Using Machine learning tools to gain new insights from Earthquake data

Algorithms Pick Out Hidden Signals That Could Boost Geothermal Energy Production.

Using machine-learning tools to analyze 46,000 earthquakes at The Geysers geothermal field in California, researchers discovered patterns that correspond to water-injection flows, suggesting a link to the mechanical processes that produce earthquakes. (Photo credit: Stepheng3)
Using machine-learning tools to analyze 46,000 earthquakes at The Geysers geothermal field in California, researchers discovered patterns that correspond to water-injection flows, suggesting a link to the mechanical processes that produce earthquakes. (Photo credit: Stepheng3)

Scientists at the Columbia University have discovered a totally new way to study earthquakes. They picked out different types of earthquakes from three years using machine learning algorithms. According to them, these machine learning methods pick out very subtle differences in the raw data that we’re just learning to interpret.

Scientists particularly identified earthquake recordings at The Geysers in California, one of the world’s oldest and largest geothermal fields. They assembled a catalog of 46,000 earthquake recordings, each represented as energy waves in a seismogram. They then mapped changes in the waves’ frequency through time, which they plotted as a spectrogram—a kind of musical roadmap of the waves’ changing pitches, were they to be converted to sound.

Seismologists ordinarily dissect seismograms to evaluate a quake’s size and where it started. However, taking a gander at a seismic tremor’s recurrence data rather enabled the scientists to apply machine-learning tools that can pick out patterns in music and human speech with minimal human information. With these instruments, the scientists diminished every seismic tremor to a spectral “fingerprint” reflecting its subtle contrasts from alternate quakes, and after that utilized a clustering algorithm to sort the fingerprints into groups.

Using this machine learning algorithms, they found repeating patterns of earthquakes appear to match the seasonal rise and fall of water-injection flows into the hot rocks below, suggesting a link to the mechanical processes that cause rocks to slip or crack, triggering an earthquake. It also helped them in making a link to the fluctuating amounts of water injected below ground at The Geysers during the energy-extraction process, giving the researchers a possible explanation for why the computer clustered the signals as it did.

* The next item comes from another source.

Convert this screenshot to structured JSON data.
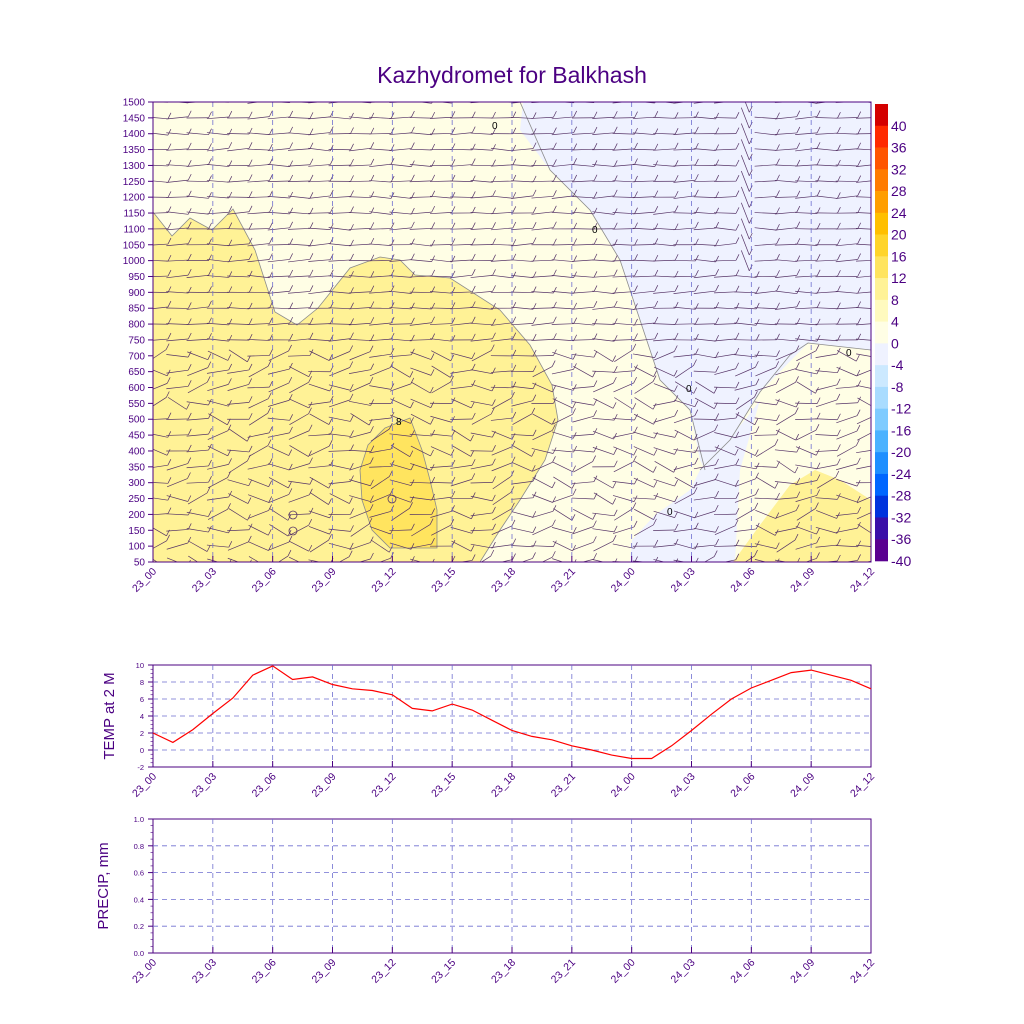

Felix Waldhauser, a seismologist at Lamont-Doherty said, “The work now is to examine these clusters with traditional methods and see if we can understand the physics behind them. Usually, you have a hypothesis and test it. Here you’re building a hypothesis from a pattern the machine has found.”

Scientists noted, “These methods could also help reduce the likelihood of triggering larger earthquakes — at The Geysers, and anywhere else fluid is pumped underground, including at fracking-fluid disposal sites. Finally, the tools could help identify the warning signs of a big one on its way — one of the holy grails of seismology.”

The exploration became out of a bizarre aesthetic coordinated effort. As a musician, Holtzman had for quite some time been receptive to the odd hints of quakes. With sound designer Jason Candler, Holtzman had changed over the seismic floods of chronicles of outstanding quakes into sounds, and after that speeding them up to make them understandable to the human ear. Their joint effort, with examine coauthor Douglas Repetto, turned into the basis for Seismodome, a recurring show at the American Museum of Natural History’s Hayden Planetarium that puts people inside the earth to experience the living planet.

As the exhibit evolved, Holtzman began to wonder if the human ear might have an intuitive grasp of earthquake physics. In a series of experiments, he and study coauthor Arthur Paté, then a postdoctoral researcher at Lamont-Doherty, confirmed that humans could distinguish between temblors propagating through the seafloor or more rigid continental crust and originating from a thrust or strike-slip fault.

Encouraged, and looking to expand the research, Holtzman reached out to study co-author John Paisley, an electrical engineering professor at Columbia Engineering and member of Columbia’s Data Science Institute. Holtzman wanted to know if machine-learning tools might detect something new in a gigantic dataset of earthquakes. He decided to start with data from The Geysers because of a longstanding interest in geothermal energy.

Paisley said, “It was a typical clustering problem. But with 46,000 earthquakes it was not a straightforward task.”

Thus, Paisley found a mind-blowing solution of a topic modeling algorithm that picks usual frequencies in the dataset. When applying another algorithm, they identified the most common frequency combinations in each 10-second spectrogram to calculate its unique acoustic fingerprint. Finally, a clustering algorithm, without being told how to organize the data, grouped the 46,000 fingerprints by similarity.

At the point when the specialists coordinated the groups against normal month to month water-infusion volumes crosswise over Geysers, an example hopped out: A high infusion rate in winter, as urban areas send more run-off water to the territory, was related with more quakes and one kind of flag. A low mid-year infusion rate compared to fewer tremors, and a different flag, with transitional flags in spring and fall.

Now, scientists are planning to apply these methods to recordings of other naturally occurring earthquakes.

The study is published online in the journal Science Advances.